Jésus entre à Jérusalem en tant que roi. Les gens semblent en avoir l’intuition et ils se mettent à étendre leurs manteaux tout au long de la route, comme c’était l’usage en orient, au passage du souverain. Les branches d’olivier elles-mêmes, que l’on prenait dans les champs et dont on parsemait le parcours, servaient de tapis. Le cri d’«Hosanna!» (en hébreu cela veut dire «sauve-nous») exprime le besoin de salut et de secours qu’éprouvaient les gens. Un sauveur venait enfin parmi eux. Jésus entre à Jérusalem, et dans nos cités d’aujourd’hui, comme celui qui peut, seul, nous faire sortir des esclavages et nous faire participer à une vie plus humaine et solidaire. Son visage n’est pas celui d’un fort ou d’un puissant, mais celui d’un homme doux et humble.  Six jours suffisent pour que ce soit clair pour tous: le visage de Jésus sera celui d’un crucifié, d’un vaincu. Et c’est le paradoxe du Dimanche des Rameaux qui nous fait vivre, tout ensemble, le triomphe et la passion de Jésus. De fait, la liturgie, par le récit de l’évangile de la Passion, qui suit celui de l’entrée à Jérusalem, veut pour ainsi dire raccourcir le temps et nous montrer d’emblé le véritable visage de ce roi. La seule couronne qu’on placera sur sa tête dans les heures à venir, c’est celle d’épines; son sceptre, un roseau; sa tenue, un manteau écarlate pour se moquer. Comme ils sont vrais ces mots de saint Paul: «Lui qui était dans la condition de Dieu, n’a pas jugé bon de revendiquer son droit d’être traité à l’égal de Dieu; mais au contraire il se dépouilla lui-même en prenant la condition de serviteur»! (Ph 2,6-7).
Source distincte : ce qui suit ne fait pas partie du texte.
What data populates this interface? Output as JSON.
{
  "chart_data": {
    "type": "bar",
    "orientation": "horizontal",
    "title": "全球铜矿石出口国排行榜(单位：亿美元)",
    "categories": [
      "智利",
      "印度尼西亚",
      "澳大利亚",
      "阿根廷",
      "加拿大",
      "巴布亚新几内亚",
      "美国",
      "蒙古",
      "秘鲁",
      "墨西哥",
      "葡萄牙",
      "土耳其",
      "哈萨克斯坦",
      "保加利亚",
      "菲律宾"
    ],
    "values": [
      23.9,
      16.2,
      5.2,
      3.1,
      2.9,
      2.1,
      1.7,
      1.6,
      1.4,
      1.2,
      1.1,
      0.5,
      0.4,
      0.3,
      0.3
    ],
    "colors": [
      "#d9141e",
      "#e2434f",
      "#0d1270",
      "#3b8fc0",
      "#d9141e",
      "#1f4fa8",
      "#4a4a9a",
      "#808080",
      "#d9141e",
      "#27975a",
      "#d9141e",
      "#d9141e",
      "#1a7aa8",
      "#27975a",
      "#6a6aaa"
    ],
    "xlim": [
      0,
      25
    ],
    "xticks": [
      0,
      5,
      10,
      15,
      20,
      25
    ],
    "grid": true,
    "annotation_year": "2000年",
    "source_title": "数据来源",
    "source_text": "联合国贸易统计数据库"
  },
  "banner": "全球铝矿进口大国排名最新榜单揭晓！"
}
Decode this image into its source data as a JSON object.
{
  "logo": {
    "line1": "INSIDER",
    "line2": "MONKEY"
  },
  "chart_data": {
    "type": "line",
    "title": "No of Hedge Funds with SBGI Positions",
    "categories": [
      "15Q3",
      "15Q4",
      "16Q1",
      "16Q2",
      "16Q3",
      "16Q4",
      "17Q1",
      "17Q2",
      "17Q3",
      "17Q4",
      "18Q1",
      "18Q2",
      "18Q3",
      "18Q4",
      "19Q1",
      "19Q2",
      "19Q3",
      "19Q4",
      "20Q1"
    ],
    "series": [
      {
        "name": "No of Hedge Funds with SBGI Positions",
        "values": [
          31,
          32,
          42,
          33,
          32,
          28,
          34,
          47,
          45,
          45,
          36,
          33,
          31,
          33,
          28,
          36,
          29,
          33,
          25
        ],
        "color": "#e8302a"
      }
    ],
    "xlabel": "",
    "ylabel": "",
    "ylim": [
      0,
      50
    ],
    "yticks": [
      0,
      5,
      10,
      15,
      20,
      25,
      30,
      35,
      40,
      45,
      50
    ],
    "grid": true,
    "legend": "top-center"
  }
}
Ces rameaux d’olivier, qui sont aujourd’hui le signe de la fête, dans quelques jours, au jardin où il avait l’habitude de se retirer en prière, le verront suer le sang dans l’angoisse de la mort. Jésus ne fuit pas, il prend sa croix et c’est avec elle qu’il monte au Golgotha où il est crucifié.  Cette même mort qui aux yeux de beaucoup est apparue comme un échec, a été en réalité sa victoire: c’était l’achèvement logique d’une vie toute dépensée pour le Seigneur. Dieu seul pouvait vivre et mourir de cette manière-là, à savoir en s’oubliant afin de se donner totalement aux autres.  Une belle tradition veut que chacun emporte chez lui une branche d’olivier béni, après avoir chanté avec les enfants des juifs: «Béni soit celui qui vient au nom du Seigneur». C’est la mémoire du jour de l’entrée de Jésus à Jérusalem. Ce petit rameau est le signe de la paix. Mais il doit aussi nous rappeler le besoin qu’a Jésus de notre compagnie. C’est justement sous ces oliviers de Gethsémani que Jésus, pris par l’angoisse de la mort, souhaite que les siens demeurent à ses côtés. Et combien sont amers ces mots qu’il adresse à Pierre: «Ainsi, vous n’avez pas eu la force de ville une heure avec moi» (Mt 26,40). Que ce rameau d’olivier soit le signe de notre engagement à demeurer à son côté, surtout pendant ces jours-ci. C’est une belle manière de consoler un homme qui va mourir pour nous tous.